Are Things Improving?

Sometimes Brad DeLong posts so many things that individual posts get lost.

I hope this one is not overlooked:

Aside on Labor Utilization: From the March 17, 2011 IAS 107 Lecture, by Brad DeLong: The current seasonally adjusted unemployment rate in the United States is 8.9%. However, not 8.9% but 9.5% of those interviewed by the Bureau of Labor Statistics in the second week of February who were either at work or actively looking for work said that they were looking for work and had no job. But the Bureau of Labor Statistics calculates that for the March unemployment release, unemployment is 0.6 percentage points higher than in an average month because February is a slack month. Businesses are still recovering from the Christmas rush, construction in the northeast and the Midwest is still at a seasonal low, and so forth. [Note: i.e. seasonal adjustment.]

The fact that the unemployment rate kissed 10% at the end of 2009 and since then has declined back down to 8.9% seems like good news. … But the unemployment rate has not fallen because the share of American adults with jobs has increased. The share of American adults with jobs today at 58.4% is actually less than the 58.5% of Americans who had jobs when the unemployment rate kissed 10%.

What is happening? If no greater fraction of people are working, why is it that the unemployment rate has been going down? Unemployment rate has been going down because people have been dropping out of the labor force. …

This does not mean that they are doing nothing at all: they are, for the most part, not spending all day watching reality TV auction shows or playing World of Warcraft 24/7.

Most of them are occupied, but occupied doing things that they value less than having a job and earning the money. If you think, as I do, that the employment population ratio is probably a better guide to the health of the labor market and to the extent at which the American economy is working up to its economic potential, we have not seen any improvement in the labor market over the past 15 odd months. The labor market is still as bad as it was back then.

This is quite distressing to me along three dimensions: as a citizen of the world–because the world labor market is in much the same state–as a citizen of the United States of America, and also as a neoclassical economist. Let me talk about this last. We neoclassical economists really do believe that markets are extraordinarily flexible, powerful, and adaptive social institutions. We believe that they recover from shocks. We believe that if something goes wrong with the market system and it finds itself out of equilibrium with substantial excess demands or excess supplies, that it will right itself and crawl its way back to supply-demand equilibrium quickly.

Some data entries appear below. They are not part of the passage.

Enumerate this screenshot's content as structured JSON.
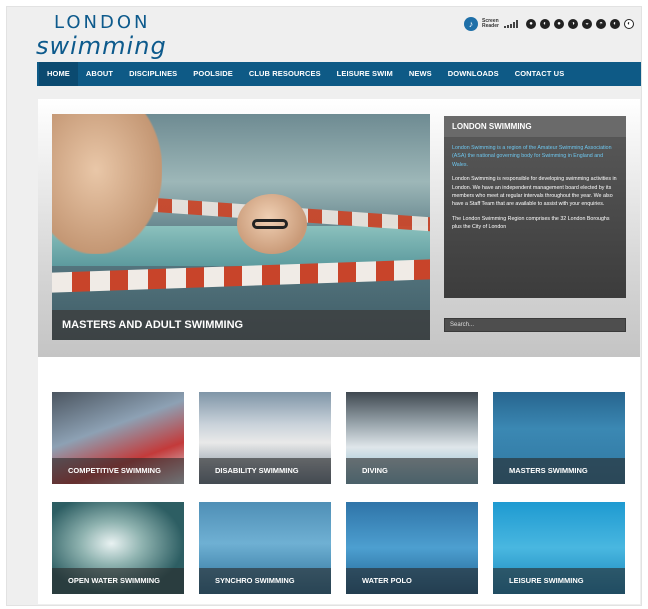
{
  "logo": {
    "line1": "LONDON",
    "line2": "swimming"
  },
  "accessibility": {
    "screen_reader_label": "Screen Reader",
    "icons": [
      "screen-reader-icon",
      "text-size-icon",
      "contrast-icon"
    ]
  },
  "nav": {
    "items": [
      "HOME",
      "ABOUT",
      "DISCIPLINES",
      "POOLSIDE",
      "CLUB RESOURCES",
      "LEISURE SWIM",
      "NEWS",
      "DOWNLOADS",
      "CONTACT US"
    ],
    "active": "HOME"
  },
  "hero": {
    "caption": "MASTERS AND ADULT SWIMMING"
  },
  "info_panel": {
    "title": "LONDON SWIMMING",
    "intro": "London Swimming is a region of the Amateur Swimming Association (ASA) the national governing body for Swimming in England and Wales.",
    "body1": "London Swimming is responsible for developing swimming activities in London. We have an independent management board elected by its members who meet at regular intervals throughout the year. We also have a Staff Team that are available to assist with your enquiries.",
    "body2": "The London Swimming Region comprises the 32 London Boroughs plus the City of London"
  },
  "search": {
    "placeholder": "Search..."
  },
  "tiles": [
    "COMPETITIVE SWIMMING",
    "DISABILITY SWIMMING",
    "DIVING",
    "MASTERS SWIMMING",
    "OPEN WATER SWIMMING",
    "SYNCHRO SWIMMING",
    "WATER POLO",
    "LEISURE SWIMMING"
  ],
  "colors": {
    "nav_bg": "#0e5a86",
    "brand": "#0d5a8c",
    "panel_link": "#6ec6ee"
  }
}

It might not fix itself as quickly as we would wish. We might well want to have the helping hand of the government pushing it back to equilibrium. But the idea is that a period of high unemployment with lots of people who want jobs and could do jobs and do not have jobs not fixing itself–that a period of fifteen months after the downturn ends with no sign of any return toward equilibrium in the labor market–that is very distressing for us neoclassical economists. That calls for some rethinking of our visualization of the Cosmic All…

The latest employment report released last Friday (after the above was written) shows labor force utilization increasing slightly to 58.5 percent, but that is not much of an improvement. There are still a substantial number of people who have dropped out of the labor force. As things return to normal, people who have dropped out will begin searching again, and hopefully get jobs. However, we don’t know exactly how many people will return as conditions improve, and it’s likely that many people will never return. And those that do return, eventually, can see a substantial deterioration in their skills (or how they are valued), or be underemployed relative to the skills that they have.

Some people make growth the top priority in decisions about how to respond to an economic downturn. In this regard, they worry about the deficit and the confidence fairy somehow reducing economic growth. But while the evidence for the confidence fairy view is tentative at best (I’m being kind), the evidence that long periods of high unemployment cause permanent damage to the labor force — permanent drop-outs, etc. — which in turn reduces our actual and potential growth is much more solid. But this does not get the same amount of attention from policymakers, and perhaps this tells us something about whose interests command the most attention when policy decisions are made.

Keeping people connected to the labor force in some way is valuable, and we are not doing anywhere near enough in this regard. I think decency is all it takes to justify doing something for the unemployed. We have an obligation to help people who are unemployed through no fault of their own, want to work, but cannot find employment. But for those where such decency is lacking, or who think that decency is too costly in terms of long-run economic growth, it’s important to realize that turning our backs on the people unlucky enough to be working in the wrong industry at the wrong time, the unlucky people who cannot find new employment and now find themselves struggling to get by, is also costly in terms of economic growth. Even if growth is all you care about, leaving the unemployed to fend for themselves is not the optimal policy.